Quem conheceu uma Rainha do Rádio?

Lembrar não é reviver, mas refazer, reconstruir, repensar, com imagens e idéias de hoje, as experiências do passado [...] A lembrança é uma imagem construída pelos materiais que estão, agora, à nossa disposição, no conjunto de representações que povoam nossa consciência atual. Essa é uma citação de Eclea Bosi no livro "As Rainhas do Rádio", de Maria Luisa Rinaldi Hupfer (Senac Editoras), que, para mim, resume o trabalho de "arqueologia cultural" que deu origem à obra.
Após a leitura, não sei porque, foi impossível evitar uma associação da autora com o personagem de duas obras que li recentemente (Anjos e Demônios e O Símbolo Perdido), em que o professor Langdon participa de mil aventuras em busca de pistas e informações para decifrar e compor histórias perdidas. Fiquei imaginando a minha querida amiga fazendo tal arqueologia; tantas idas ao Rio de Janeiro; mil andanças pelos arquivos das editoras de revistas da época, de papel e em punho, copiando, copiando e copiando, sem os recursos das copiadoras e maravilhas digitais de hoje.
Verdadeira arqueologia, "cavando" com as próprias mãos (terá usado luvas?), escolhendo pontos de interesse, juntando cacos de um mosaico que, no final, resultaria em sua grande tese. Por sorte, virou livro.
Ao longo de 185 páginas, a história do rádio como indústria cultural nos é contada passo-a-passo, mesclada com o nascimento da propaganda (sabia que Noel Rosa e Braguinha foram redatores publicitários?). O pano de fundo de tudo isso foram os concursos de Rainha do Rádio, responsáveis pela popularização do meio e pela criação de tantos ídolos da música popular.
Em algum ponto do livro, você vai saber quem deu o apelido "Sapoti" à cantora Angela Maria, e conhecer, principalmente, a trajetória de Emilinha Borba, precursora da cantora-atriz-garota propaganda, que intuitivamente usou e abusou do "merchandising".
Depois da página 187, delicie-se com a leitura das entrevistas que fez com algumas das Rainhas. Leia e recomende. Ah! Em resposta à pergunta do título, respondo sim. Conheci Emilinha em Miami, tirei foto ao lado, pediu-me que lhe enviasse cópia, muito simpática. Naquela época, que pena, não imaginava que estava ao lado de uma rainha.

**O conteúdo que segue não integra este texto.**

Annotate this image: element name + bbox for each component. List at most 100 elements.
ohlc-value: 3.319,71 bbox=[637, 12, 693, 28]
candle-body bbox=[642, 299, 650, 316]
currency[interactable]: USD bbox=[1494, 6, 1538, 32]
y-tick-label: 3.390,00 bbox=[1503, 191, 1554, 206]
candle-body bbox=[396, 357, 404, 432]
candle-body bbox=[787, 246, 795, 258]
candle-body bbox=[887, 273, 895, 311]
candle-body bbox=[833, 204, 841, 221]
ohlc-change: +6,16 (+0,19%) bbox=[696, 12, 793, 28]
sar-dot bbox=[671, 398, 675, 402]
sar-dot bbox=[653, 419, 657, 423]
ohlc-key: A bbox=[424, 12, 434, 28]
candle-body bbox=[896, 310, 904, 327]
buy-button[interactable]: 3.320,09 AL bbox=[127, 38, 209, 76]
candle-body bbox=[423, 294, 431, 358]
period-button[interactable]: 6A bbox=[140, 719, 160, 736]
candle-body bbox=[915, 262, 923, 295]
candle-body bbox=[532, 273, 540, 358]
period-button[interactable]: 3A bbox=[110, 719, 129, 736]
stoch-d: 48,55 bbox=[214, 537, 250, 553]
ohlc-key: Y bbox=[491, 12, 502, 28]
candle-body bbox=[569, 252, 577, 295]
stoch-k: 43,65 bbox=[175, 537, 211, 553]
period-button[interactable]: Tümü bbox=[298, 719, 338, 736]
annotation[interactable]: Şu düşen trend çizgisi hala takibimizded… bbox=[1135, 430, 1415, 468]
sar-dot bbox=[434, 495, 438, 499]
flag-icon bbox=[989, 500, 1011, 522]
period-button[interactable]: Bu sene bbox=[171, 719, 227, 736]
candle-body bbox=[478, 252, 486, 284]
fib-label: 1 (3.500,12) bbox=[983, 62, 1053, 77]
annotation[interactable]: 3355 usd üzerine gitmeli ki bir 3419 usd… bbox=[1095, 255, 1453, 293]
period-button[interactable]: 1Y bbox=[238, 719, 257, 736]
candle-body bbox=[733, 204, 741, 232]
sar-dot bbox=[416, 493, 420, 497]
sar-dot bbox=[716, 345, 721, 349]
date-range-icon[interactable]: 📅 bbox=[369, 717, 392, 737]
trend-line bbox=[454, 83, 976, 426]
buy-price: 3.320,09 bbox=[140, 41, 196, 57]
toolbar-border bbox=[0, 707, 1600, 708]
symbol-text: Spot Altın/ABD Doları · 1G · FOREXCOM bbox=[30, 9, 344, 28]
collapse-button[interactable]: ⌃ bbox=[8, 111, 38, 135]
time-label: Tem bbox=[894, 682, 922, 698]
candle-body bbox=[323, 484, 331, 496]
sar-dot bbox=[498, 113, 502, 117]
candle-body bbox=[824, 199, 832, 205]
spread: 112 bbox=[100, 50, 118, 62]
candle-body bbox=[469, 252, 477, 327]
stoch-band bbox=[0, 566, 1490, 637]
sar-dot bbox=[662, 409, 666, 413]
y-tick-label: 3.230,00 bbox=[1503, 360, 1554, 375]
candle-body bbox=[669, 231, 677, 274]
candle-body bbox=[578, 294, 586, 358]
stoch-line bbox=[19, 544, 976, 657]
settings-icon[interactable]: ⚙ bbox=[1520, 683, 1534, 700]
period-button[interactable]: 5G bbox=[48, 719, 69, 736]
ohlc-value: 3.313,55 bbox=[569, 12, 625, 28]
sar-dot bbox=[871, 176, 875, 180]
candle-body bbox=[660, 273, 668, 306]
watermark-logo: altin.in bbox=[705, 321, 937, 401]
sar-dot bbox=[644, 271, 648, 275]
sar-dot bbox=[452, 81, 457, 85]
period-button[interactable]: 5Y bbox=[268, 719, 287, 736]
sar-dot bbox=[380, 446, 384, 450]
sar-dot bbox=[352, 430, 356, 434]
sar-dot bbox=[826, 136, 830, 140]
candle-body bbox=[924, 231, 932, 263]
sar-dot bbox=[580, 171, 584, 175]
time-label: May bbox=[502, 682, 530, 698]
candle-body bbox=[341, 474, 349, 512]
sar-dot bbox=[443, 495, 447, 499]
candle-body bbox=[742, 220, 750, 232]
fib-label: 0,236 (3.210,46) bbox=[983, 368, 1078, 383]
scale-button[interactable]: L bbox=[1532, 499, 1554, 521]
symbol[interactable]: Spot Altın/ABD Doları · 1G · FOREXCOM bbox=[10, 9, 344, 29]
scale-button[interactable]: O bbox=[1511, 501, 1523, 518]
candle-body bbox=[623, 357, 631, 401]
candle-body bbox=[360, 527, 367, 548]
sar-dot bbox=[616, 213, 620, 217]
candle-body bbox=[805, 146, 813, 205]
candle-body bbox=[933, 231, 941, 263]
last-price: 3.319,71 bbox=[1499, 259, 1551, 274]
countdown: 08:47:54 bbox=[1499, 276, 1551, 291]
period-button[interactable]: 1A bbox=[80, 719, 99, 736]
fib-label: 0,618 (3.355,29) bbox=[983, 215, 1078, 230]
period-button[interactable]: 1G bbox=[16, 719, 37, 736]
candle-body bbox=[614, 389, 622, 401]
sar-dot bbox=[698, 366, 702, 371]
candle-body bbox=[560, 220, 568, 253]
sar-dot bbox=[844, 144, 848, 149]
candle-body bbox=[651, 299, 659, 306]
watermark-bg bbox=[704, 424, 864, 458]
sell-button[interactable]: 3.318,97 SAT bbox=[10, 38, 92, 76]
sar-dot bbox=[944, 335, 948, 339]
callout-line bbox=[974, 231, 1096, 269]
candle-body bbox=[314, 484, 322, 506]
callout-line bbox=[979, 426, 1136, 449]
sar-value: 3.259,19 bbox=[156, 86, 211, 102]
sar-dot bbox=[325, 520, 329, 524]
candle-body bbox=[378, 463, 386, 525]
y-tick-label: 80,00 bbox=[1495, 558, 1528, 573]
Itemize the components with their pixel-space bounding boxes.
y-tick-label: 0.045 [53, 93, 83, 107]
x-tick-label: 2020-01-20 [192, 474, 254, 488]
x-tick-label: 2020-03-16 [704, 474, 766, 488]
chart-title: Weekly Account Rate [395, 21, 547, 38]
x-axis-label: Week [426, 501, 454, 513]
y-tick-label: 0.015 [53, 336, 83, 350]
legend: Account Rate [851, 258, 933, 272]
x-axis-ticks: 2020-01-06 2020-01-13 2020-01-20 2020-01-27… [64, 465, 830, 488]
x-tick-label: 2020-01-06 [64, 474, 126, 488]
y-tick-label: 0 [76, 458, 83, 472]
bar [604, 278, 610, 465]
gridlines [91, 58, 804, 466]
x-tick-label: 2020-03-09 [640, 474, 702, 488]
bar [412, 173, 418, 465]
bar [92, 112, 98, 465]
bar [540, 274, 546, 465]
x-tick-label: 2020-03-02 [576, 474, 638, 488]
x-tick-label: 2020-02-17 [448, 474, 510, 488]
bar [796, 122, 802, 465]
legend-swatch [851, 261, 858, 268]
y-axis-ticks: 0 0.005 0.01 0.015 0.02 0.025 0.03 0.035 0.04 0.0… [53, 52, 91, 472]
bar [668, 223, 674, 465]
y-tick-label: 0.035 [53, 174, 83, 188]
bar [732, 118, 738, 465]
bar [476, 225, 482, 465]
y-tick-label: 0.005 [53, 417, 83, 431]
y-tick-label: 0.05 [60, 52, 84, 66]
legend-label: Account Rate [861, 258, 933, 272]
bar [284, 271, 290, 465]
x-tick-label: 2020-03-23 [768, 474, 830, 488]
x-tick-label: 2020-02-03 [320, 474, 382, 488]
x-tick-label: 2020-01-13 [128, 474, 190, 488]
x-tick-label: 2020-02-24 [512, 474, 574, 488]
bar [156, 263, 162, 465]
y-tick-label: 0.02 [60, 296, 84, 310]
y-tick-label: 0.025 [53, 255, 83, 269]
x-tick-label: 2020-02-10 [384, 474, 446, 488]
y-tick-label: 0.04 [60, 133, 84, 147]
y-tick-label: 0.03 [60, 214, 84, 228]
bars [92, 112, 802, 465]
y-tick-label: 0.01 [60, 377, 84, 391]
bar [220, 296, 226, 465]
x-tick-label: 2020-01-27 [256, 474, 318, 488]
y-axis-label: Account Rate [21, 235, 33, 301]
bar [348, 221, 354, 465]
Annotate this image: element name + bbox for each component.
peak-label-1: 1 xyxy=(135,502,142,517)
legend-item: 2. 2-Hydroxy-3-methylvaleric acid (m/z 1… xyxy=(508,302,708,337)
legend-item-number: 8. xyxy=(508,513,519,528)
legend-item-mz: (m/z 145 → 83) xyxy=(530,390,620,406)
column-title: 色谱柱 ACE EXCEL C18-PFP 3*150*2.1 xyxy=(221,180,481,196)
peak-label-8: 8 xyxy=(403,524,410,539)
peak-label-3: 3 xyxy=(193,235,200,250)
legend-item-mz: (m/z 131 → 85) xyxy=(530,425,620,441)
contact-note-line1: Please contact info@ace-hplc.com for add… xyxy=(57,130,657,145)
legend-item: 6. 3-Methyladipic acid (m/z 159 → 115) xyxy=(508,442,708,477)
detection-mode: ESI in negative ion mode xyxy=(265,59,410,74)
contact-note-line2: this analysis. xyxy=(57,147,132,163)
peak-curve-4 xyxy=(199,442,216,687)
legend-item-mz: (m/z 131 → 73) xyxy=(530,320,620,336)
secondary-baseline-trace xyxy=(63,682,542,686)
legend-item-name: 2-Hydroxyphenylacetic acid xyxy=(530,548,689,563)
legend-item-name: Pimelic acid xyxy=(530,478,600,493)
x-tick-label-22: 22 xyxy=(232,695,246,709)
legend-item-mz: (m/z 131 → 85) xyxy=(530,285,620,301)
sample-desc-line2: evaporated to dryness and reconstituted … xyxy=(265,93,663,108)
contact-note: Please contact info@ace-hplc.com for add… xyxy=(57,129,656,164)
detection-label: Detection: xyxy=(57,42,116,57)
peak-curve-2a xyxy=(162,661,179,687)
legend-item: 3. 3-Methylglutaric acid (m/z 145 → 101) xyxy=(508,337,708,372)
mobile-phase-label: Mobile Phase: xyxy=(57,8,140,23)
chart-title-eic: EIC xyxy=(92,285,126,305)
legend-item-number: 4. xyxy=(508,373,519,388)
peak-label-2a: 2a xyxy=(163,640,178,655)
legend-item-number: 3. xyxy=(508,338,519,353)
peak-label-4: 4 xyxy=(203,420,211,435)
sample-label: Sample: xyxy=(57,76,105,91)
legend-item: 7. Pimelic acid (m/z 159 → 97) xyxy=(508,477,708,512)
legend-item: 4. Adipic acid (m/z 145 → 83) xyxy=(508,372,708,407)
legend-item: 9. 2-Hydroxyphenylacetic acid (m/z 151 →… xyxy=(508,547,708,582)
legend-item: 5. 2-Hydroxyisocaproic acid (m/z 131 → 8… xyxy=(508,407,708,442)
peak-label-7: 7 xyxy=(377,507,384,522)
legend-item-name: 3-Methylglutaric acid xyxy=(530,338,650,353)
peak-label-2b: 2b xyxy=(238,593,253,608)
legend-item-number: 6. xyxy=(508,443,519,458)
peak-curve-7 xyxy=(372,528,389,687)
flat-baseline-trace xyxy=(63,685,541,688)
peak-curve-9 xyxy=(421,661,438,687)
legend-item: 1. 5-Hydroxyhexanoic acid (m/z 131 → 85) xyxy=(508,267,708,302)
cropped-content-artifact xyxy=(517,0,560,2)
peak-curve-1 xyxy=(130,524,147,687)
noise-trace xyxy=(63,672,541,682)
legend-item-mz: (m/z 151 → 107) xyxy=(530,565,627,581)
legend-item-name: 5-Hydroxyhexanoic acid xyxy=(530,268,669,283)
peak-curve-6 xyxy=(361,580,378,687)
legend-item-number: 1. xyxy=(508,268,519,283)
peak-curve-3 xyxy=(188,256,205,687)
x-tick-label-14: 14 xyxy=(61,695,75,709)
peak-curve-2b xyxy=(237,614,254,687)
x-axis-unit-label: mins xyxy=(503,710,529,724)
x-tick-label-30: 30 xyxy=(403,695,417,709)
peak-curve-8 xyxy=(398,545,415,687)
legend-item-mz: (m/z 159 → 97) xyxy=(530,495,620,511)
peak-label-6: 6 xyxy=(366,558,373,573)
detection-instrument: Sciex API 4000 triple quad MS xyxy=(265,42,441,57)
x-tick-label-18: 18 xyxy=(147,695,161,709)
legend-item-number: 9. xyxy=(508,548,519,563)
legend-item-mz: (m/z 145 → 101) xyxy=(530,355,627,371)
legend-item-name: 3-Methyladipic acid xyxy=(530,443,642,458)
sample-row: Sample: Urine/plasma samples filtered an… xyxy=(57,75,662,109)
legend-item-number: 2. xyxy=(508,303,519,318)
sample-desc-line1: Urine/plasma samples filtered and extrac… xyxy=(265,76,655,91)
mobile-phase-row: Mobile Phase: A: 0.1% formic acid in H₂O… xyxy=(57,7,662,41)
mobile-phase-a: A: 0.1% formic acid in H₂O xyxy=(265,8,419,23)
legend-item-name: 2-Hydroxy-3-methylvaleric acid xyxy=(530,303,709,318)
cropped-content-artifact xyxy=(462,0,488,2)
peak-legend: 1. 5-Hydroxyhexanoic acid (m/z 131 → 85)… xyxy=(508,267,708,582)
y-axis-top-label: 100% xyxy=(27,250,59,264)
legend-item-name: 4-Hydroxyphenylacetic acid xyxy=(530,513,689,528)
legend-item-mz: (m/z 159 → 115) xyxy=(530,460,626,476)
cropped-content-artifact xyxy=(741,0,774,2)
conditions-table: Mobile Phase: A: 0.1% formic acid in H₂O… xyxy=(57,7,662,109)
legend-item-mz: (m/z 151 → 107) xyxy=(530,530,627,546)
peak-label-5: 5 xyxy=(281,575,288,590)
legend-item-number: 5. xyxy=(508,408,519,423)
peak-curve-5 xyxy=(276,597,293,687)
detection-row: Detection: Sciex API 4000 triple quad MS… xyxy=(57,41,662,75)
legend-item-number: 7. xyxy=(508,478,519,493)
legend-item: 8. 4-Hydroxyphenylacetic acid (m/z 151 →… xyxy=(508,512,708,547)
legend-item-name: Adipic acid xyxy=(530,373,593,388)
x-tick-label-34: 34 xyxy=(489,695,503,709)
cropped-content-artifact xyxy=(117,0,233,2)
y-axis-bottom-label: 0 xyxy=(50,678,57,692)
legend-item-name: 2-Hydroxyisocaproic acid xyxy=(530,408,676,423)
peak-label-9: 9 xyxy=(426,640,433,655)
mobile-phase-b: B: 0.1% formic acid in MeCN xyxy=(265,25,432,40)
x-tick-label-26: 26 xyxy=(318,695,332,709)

quinta-feira, 1 de abril de 2010

Chocolate e Machado de Assis

Hoje fui surpreendido com um delicioso presente. Pensei que fosse um livro, devido ao formato. Mas, que conteúdo teria, de tão leve?
Trufas, trufas recheadas com toque de laranja, maracujá, limão e marula, aquela frutinha tão apreciada por elefantes africanos.